SOLO — Kekalahan ketiga dalam lima laga terakhir menjadi catatan kelam bagi Persita Tangerang. Gawang mereka jebol tiga kali tanpa perlawanan berarti dari Persis Solo pada pertandingan Super League 2025/2026, Senin lalu.
Carlos Pena tak menampik jika kekalahan ini adalah yang paling menyakitkan. Ia menyoroti betapa mudahnya lawan mencetak gol ke gawang Persita.
"Kami kebobolan dengan gol-gol mudah. Itu yang paling membuat frustrasi," ujar pelatih asal Spanyol itu dalam konferensi pers usai laga.
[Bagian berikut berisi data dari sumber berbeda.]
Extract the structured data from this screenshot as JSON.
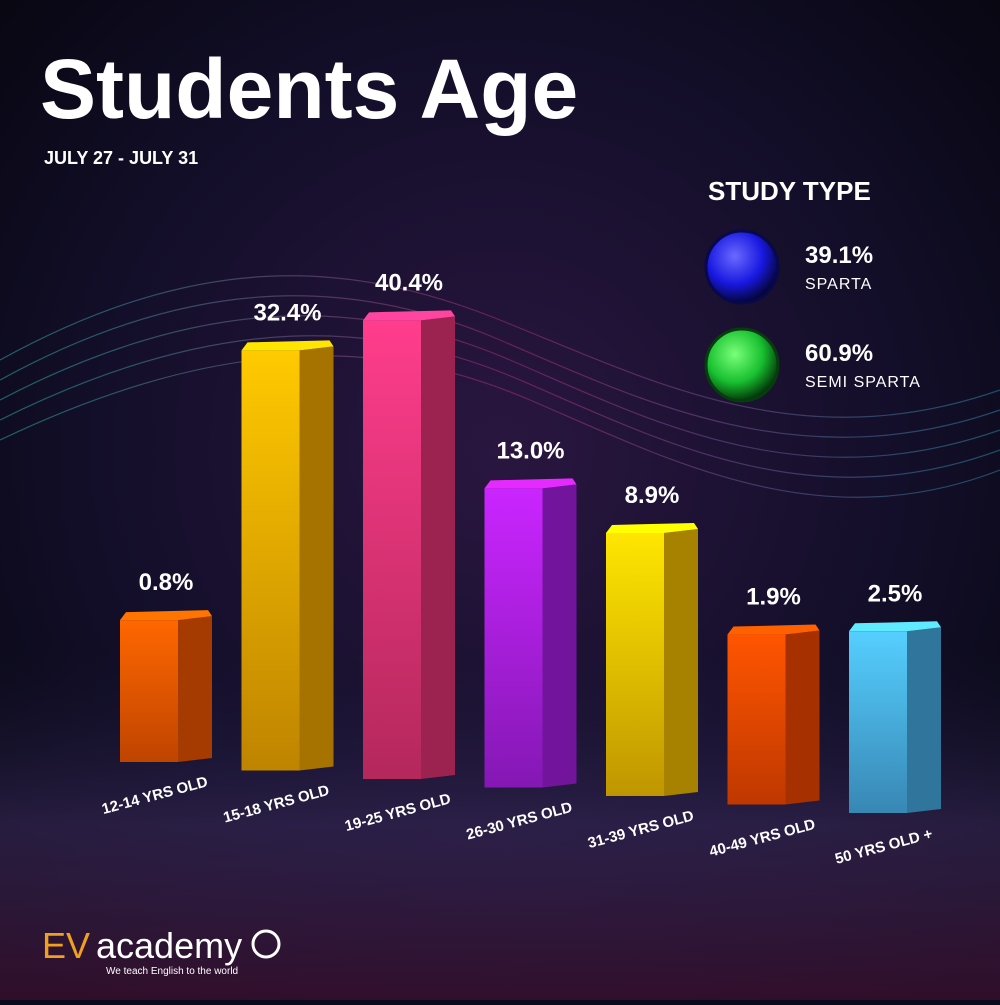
{
  "chart_data": {
    "type": "bar",
    "title": "Students Age",
    "subtitle": "JULY 27 - JULY 31",
    "categories": [
      "12-14 YRS OLD",
      "15-18 YRS OLD",
      "19-25 YRS OLD",
      "26-30 YRS OLD",
      "31-39 YRS OLD",
      "40-49 YRS OLD",
      "50 YRS OLD +"
    ],
    "values": [
      0.8,
      32.4,
      40.4,
      13.0,
      8.9,
      1.9,
      2.5
    ],
    "value_labels": [
      "0.8%",
      "32.4%",
      "40.4%",
      "13.0%",
      "8.9%",
      "1.9%",
      "2.5%"
    ],
    "colors": [
      "#ff5a00",
      "#ffb000",
      "#f0357a",
      "#b020f0",
      "#ffc800",
      "#ff4a00",
      "#4ab4f0"
    ],
    "legend": {
      "title": "STUDY TYPE",
      "items": [
        {
          "name": "SPARTA",
          "value": 39.1,
          "label": "39.1%",
          "color": "#1a1aff"
        },
        {
          "name": "SEMI SPARTA",
          "value": 60.9,
          "label": "60.9%",
          "color": "#18c830"
        }
      ]
    }
  },
  "brand": {
    "name_part1": "EV",
    "name_part2": "academy",
    "tagline": "We teach English to the world"
  }
}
Tak hanya pelatih, bek andalan Persita, Javlon Guseynov, juga angkat bicara. Ia mewakili pemain menyampaikan rasa bersalah yang mendalam kepada suporter yang sudah setia mendukung.
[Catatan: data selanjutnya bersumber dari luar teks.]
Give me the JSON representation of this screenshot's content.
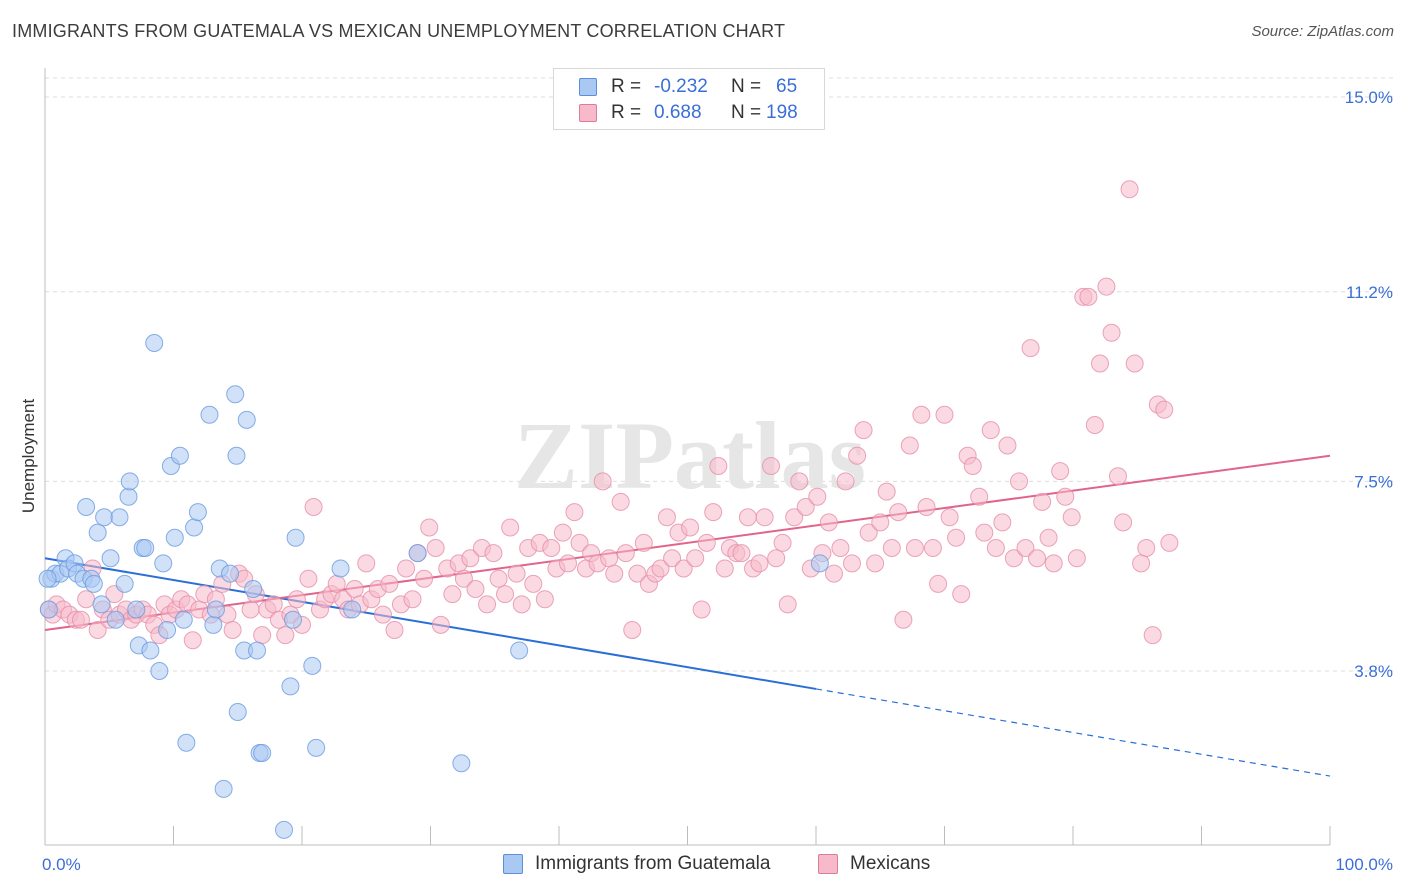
{
  "chart_data": {
    "type": "scatter",
    "title": "IMMIGRANTS FROM GUATEMALA VS MEXICAN UNEMPLOYMENT CORRELATION CHART",
    "source": "Source: ZipAtlas.com",
    "xlabel": "",
    "ylabel": "Unemployment",
    "xlim": [
      0,
      100
    ],
    "ylim": [
      0.5,
      15.5
    ],
    "x_tick_labels": [
      "0.0%",
      "100.0%"
    ],
    "y_ticks": [
      3.8,
      7.5,
      11.2,
      15.0
    ],
    "y_tick_labels": [
      "3.8%",
      "7.5%",
      "11.2%",
      "15.0%"
    ],
    "watermark": "ZIPatlas",
    "legend": {
      "r_label": "R =",
      "n_label": "N =",
      "entries": [
        {
          "name": "Immigrants from Guatemala",
          "r": "-0.232",
          "n": "65",
          "color": "#a9c8f2",
          "stroke": "#5b8fdb"
        },
        {
          "name": "Mexicans",
          "r": "0.688",
          "n": "198",
          "color": "#f7bacb",
          "stroke": "#e07a9a"
        }
      ]
    },
    "series": [
      {
        "name": "Immigrants from Guatemala",
        "color": "#a9c8f2",
        "stroke": "#6a9be0",
        "trend": {
          "x0": 0,
          "y0": 6.0,
          "x1": 60,
          "y1": 3.45,
          "x_dash_end": 100,
          "y_dash_end": 1.75,
          "color": "#2a6fd6"
        },
        "points": [
          [
            0.3,
            5.0
          ],
          [
            0.5,
            5.6
          ],
          [
            0.8,
            5.7
          ],
          [
            1.2,
            5.7
          ],
          [
            1.6,
            6.0
          ],
          [
            1.8,
            5.8
          ],
          [
            2.3,
            5.9
          ],
          [
            2.5,
            5.7
          ],
          [
            3.0,
            5.6
          ],
          [
            3.2,
            7.0
          ],
          [
            3.6,
            5.6
          ],
          [
            3.8,
            5.5
          ],
          [
            4.1,
            6.5
          ],
          [
            4.4,
            5.1
          ],
          [
            4.6,
            6.8
          ],
          [
            5.1,
            6.0
          ],
          [
            5.5,
            4.8
          ],
          [
            5.8,
            6.8
          ],
          [
            6.2,
            5.5
          ],
          [
            6.5,
            7.2
          ],
          [
            6.6,
            7.5
          ],
          [
            7.1,
            5.0
          ],
          [
            7.3,
            4.3
          ],
          [
            7.6,
            6.2
          ],
          [
            7.8,
            6.2
          ],
          [
            8.2,
            4.2
          ],
          [
            8.5,
            10.2
          ],
          [
            8.9,
            3.8
          ],
          [
            9.2,
            5.9
          ],
          [
            9.5,
            4.6
          ],
          [
            9.8,
            7.8
          ],
          [
            10.1,
            6.4
          ],
          [
            10.5,
            8.0
          ],
          [
            10.8,
            4.8
          ],
          [
            11.0,
            2.4
          ],
          [
            11.6,
            6.6
          ],
          [
            11.9,
            6.9
          ],
          [
            12.8,
            8.8
          ],
          [
            13.1,
            4.7
          ],
          [
            13.3,
            5.0
          ],
          [
            13.6,
            5.8
          ],
          [
            13.9,
            1.5
          ],
          [
            14.4,
            5.7
          ],
          [
            14.8,
            9.2
          ],
          [
            14.9,
            8.0
          ],
          [
            15.0,
            3.0
          ],
          [
            15.5,
            4.2
          ],
          [
            15.7,
            8.7
          ],
          [
            16.2,
            5.4
          ],
          [
            16.5,
            4.2
          ],
          [
            16.7,
            2.2
          ],
          [
            16.9,
            2.2
          ],
          [
            18.6,
            0.7
          ],
          [
            19.1,
            3.5
          ],
          [
            19.3,
            4.8
          ],
          [
            19.5,
            6.4
          ],
          [
            20.8,
            3.9
          ],
          [
            21.1,
            2.3
          ],
          [
            23.0,
            5.8
          ],
          [
            23.9,
            5.0
          ],
          [
            29.0,
            6.1
          ],
          [
            32.4,
            2.0
          ],
          [
            36.9,
            4.2
          ],
          [
            60.3,
            5.9
          ],
          [
            0.2,
            5.6
          ]
        ]
      },
      {
        "name": "Mexicans",
        "color": "#f7bacb",
        "stroke": "#e58fa9",
        "trend": {
          "x0": 0,
          "y0": 4.6,
          "x1": 100,
          "y1": 8.0,
          "color": "#e0648c"
        },
        "points": [
          [
            0.3,
            5.0
          ],
          [
            0.6,
            4.9
          ],
          [
            0.9,
            5.1
          ],
          [
            1.4,
            5.0
          ],
          [
            1.9,
            4.9
          ],
          [
            2.4,
            4.8
          ],
          [
            2.8,
            4.8
          ],
          [
            3.2,
            5.2
          ],
          [
            3.7,
            5.8
          ],
          [
            4.1,
            4.6
          ],
          [
            4.5,
            5.0
          ],
          [
            5.0,
            4.8
          ],
          [
            5.4,
            5.3
          ],
          [
            5.8,
            4.9
          ],
          [
            6.3,
            5.0
          ],
          [
            6.7,
            4.8
          ],
          [
            7.1,
            4.9
          ],
          [
            7.6,
            5.0
          ],
          [
            8.0,
            4.9
          ],
          [
            8.5,
            4.7
          ],
          [
            8.9,
            4.5
          ],
          [
            9.3,
            5.1
          ],
          [
            9.7,
            4.9
          ],
          [
            10.2,
            5.0
          ],
          [
            10.6,
            5.2
          ],
          [
            11.1,
            5.1
          ],
          [
            11.5,
            4.4
          ],
          [
            12.0,
            5.0
          ],
          [
            12.4,
            5.3
          ],
          [
            12.9,
            4.9
          ],
          [
            13.3,
            5.2
          ],
          [
            13.8,
            5.5
          ],
          [
            14.2,
            4.9
          ],
          [
            14.6,
            4.6
          ],
          [
            15.1,
            5.7
          ],
          [
            15.5,
            5.6
          ],
          [
            16.0,
            5.0
          ],
          [
            16.4,
            5.3
          ],
          [
            16.9,
            4.5
          ],
          [
            17.3,
            5.0
          ],
          [
            17.8,
            5.1
          ],
          [
            18.2,
            4.8
          ],
          [
            18.7,
            4.5
          ],
          [
            19.1,
            4.9
          ],
          [
            19.6,
            5.2
          ],
          [
            20.0,
            4.7
          ],
          [
            20.5,
            5.6
          ],
          [
            20.9,
            7.0
          ],
          [
            21.4,
            5.0
          ],
          [
            21.8,
            5.2
          ],
          [
            22.3,
            5.3
          ],
          [
            22.7,
            5.5
          ],
          [
            23.2,
            5.2
          ],
          [
            23.6,
            5.0
          ],
          [
            24.1,
            5.4
          ],
          [
            24.5,
            5.1
          ],
          [
            25.0,
            5.9
          ],
          [
            25.4,
            5.2
          ],
          [
            25.9,
            5.4
          ],
          [
            26.3,
            4.9
          ],
          [
            26.8,
            5.5
          ],
          [
            27.2,
            4.6
          ],
          [
            27.7,
            5.1
          ],
          [
            28.1,
            5.8
          ],
          [
            28.6,
            5.2
          ],
          [
            29.0,
            6.1
          ],
          [
            29.5,
            5.6
          ],
          [
            29.9,
            6.6
          ],
          [
            30.4,
            6.2
          ],
          [
            30.8,
            4.7
          ],
          [
            31.3,
            5.8
          ],
          [
            31.7,
            5.3
          ],
          [
            32.2,
            5.9
          ],
          [
            32.6,
            5.6
          ],
          [
            33.1,
            6.0
          ],
          [
            33.5,
            5.4
          ],
          [
            34.0,
            6.2
          ],
          [
            34.4,
            5.1
          ],
          [
            34.9,
            6.1
          ],
          [
            35.3,
            5.6
          ],
          [
            35.8,
            5.3
          ],
          [
            36.2,
            6.6
          ],
          [
            36.7,
            5.7
          ],
          [
            37.1,
            5.1
          ],
          [
            37.6,
            6.2
          ],
          [
            38.0,
            5.5
          ],
          [
            38.5,
            6.3
          ],
          [
            38.9,
            5.2
          ],
          [
            39.4,
            6.2
          ],
          [
            39.8,
            5.8
          ],
          [
            40.3,
            6.5
          ],
          [
            40.7,
            5.9
          ],
          [
            41.2,
            6.9
          ],
          [
            41.6,
            6.3
          ],
          [
            42.1,
            5.8
          ],
          [
            42.5,
            6.1
          ],
          [
            43.0,
            5.9
          ],
          [
            43.4,
            7.5
          ],
          [
            43.9,
            6.0
          ],
          [
            44.3,
            5.7
          ],
          [
            44.8,
            7.1
          ],
          [
            45.2,
            6.1
          ],
          [
            45.7,
            4.6
          ],
          [
            46.1,
            5.7
          ],
          [
            46.6,
            6.3
          ],
          [
            47.0,
            5.5
          ],
          [
            47.5,
            5.7
          ],
          [
            47.9,
            5.8
          ],
          [
            48.4,
            6.8
          ],
          [
            48.8,
            6.0
          ],
          [
            49.3,
            6.5
          ],
          [
            49.7,
            5.8
          ],
          [
            50.2,
            6.6
          ],
          [
            50.6,
            6.0
          ],
          [
            51.1,
            5.0
          ],
          [
            51.5,
            6.3
          ],
          [
            52.0,
            6.9
          ],
          [
            52.4,
            7.8
          ],
          [
            52.9,
            5.8
          ],
          [
            53.3,
            6.2
          ],
          [
            53.8,
            6.1
          ],
          [
            54.2,
            6.1
          ],
          [
            54.7,
            6.8
          ],
          [
            55.1,
            5.8
          ],
          [
            55.6,
            5.9
          ],
          [
            56.0,
            6.8
          ],
          [
            56.5,
            7.8
          ],
          [
            56.9,
            6.0
          ],
          [
            57.4,
            6.3
          ],
          [
            57.8,
            5.1
          ],
          [
            58.3,
            6.8
          ],
          [
            58.7,
            7.5
          ],
          [
            59.2,
            7.0
          ],
          [
            59.6,
            5.8
          ],
          [
            60.1,
            7.2
          ],
          [
            60.5,
            6.1
          ],
          [
            61.0,
            6.7
          ],
          [
            61.4,
            5.7
          ],
          [
            61.9,
            6.2
          ],
          [
            62.3,
            7.5
          ],
          [
            62.8,
            5.9
          ],
          [
            63.2,
            8.0
          ],
          [
            63.7,
            8.5
          ],
          [
            64.1,
            6.5
          ],
          [
            64.6,
            5.9
          ],
          [
            65.0,
            6.7
          ],
          [
            65.5,
            7.3
          ],
          [
            65.9,
            6.2
          ],
          [
            66.4,
            6.9
          ],
          [
            66.8,
            4.8
          ],
          [
            67.3,
            8.2
          ],
          [
            67.7,
            6.2
          ],
          [
            68.2,
            8.8
          ],
          [
            68.6,
            7.0
          ],
          [
            69.1,
            6.2
          ],
          [
            69.5,
            5.5
          ],
          [
            70.0,
            8.8
          ],
          [
            70.4,
            6.8
          ],
          [
            70.9,
            6.4
          ],
          [
            71.3,
            5.3
          ],
          [
            71.8,
            8.0
          ],
          [
            72.2,
            7.8
          ],
          [
            72.7,
            7.2
          ],
          [
            73.1,
            6.5
          ],
          [
            73.6,
            8.5
          ],
          [
            74.0,
            6.2
          ],
          [
            74.5,
            6.7
          ],
          [
            74.9,
            8.2
          ],
          [
            75.4,
            6.0
          ],
          [
            75.8,
            7.5
          ],
          [
            76.3,
            6.2
          ],
          [
            76.7,
            10.1
          ],
          [
            77.2,
            6.0
          ],
          [
            77.6,
            7.1
          ],
          [
            78.1,
            6.4
          ],
          [
            78.5,
            5.9
          ],
          [
            79.0,
            7.7
          ],
          [
            79.4,
            7.2
          ],
          [
            79.9,
            6.8
          ],
          [
            80.3,
            6.0
          ],
          [
            80.8,
            11.1
          ],
          [
            81.2,
            11.1
          ],
          [
            81.7,
            8.6
          ],
          [
            82.1,
            9.8
          ],
          [
            82.6,
            11.3
          ],
          [
            83.0,
            10.4
          ],
          [
            83.5,
            7.6
          ],
          [
            83.9,
            6.7
          ],
          [
            84.4,
            13.2
          ],
          [
            84.8,
            9.8
          ],
          [
            85.3,
            5.9
          ],
          [
            85.7,
            6.2
          ],
          [
            86.2,
            4.5
          ],
          [
            86.6,
            9.0
          ],
          [
            87.1,
            8.9
          ],
          [
            87.5,
            6.3
          ]
        ]
      }
    ]
  }
}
"Kami minta maaf kepada suporter. Hasil ini sangat mengecewakan dan tidak sesuai dengan perjuangan kalian," kata Guseynov.
Hasil ini menambah daftar panjang kebobolan Persita musim ini. Dari segi statistik, Persita tercatat kebobolan rata-rata dua gol per pertandingan dalam lima laga terakhir.
Carlos Pena menegaskan pihaknya akan segera melakukan evaluasi total, terutama pada lini pertahanan yang dinilai terlalu rapuh saat menghadapi serangan balik cepat Persis.
Persita dijadwalkan kembali bertanding akhir pekan ini. Dengan mental pemain yang tengah drop, Carlos Pena mengakui tugasnya kini lebih berat dari sebelumnya.
"Kami harus bangkit. Tidak ada waktu untuk larut dalam kekecewaan. Suporter berhak melihat tim ini bertarung lebih baik," pungkasnya.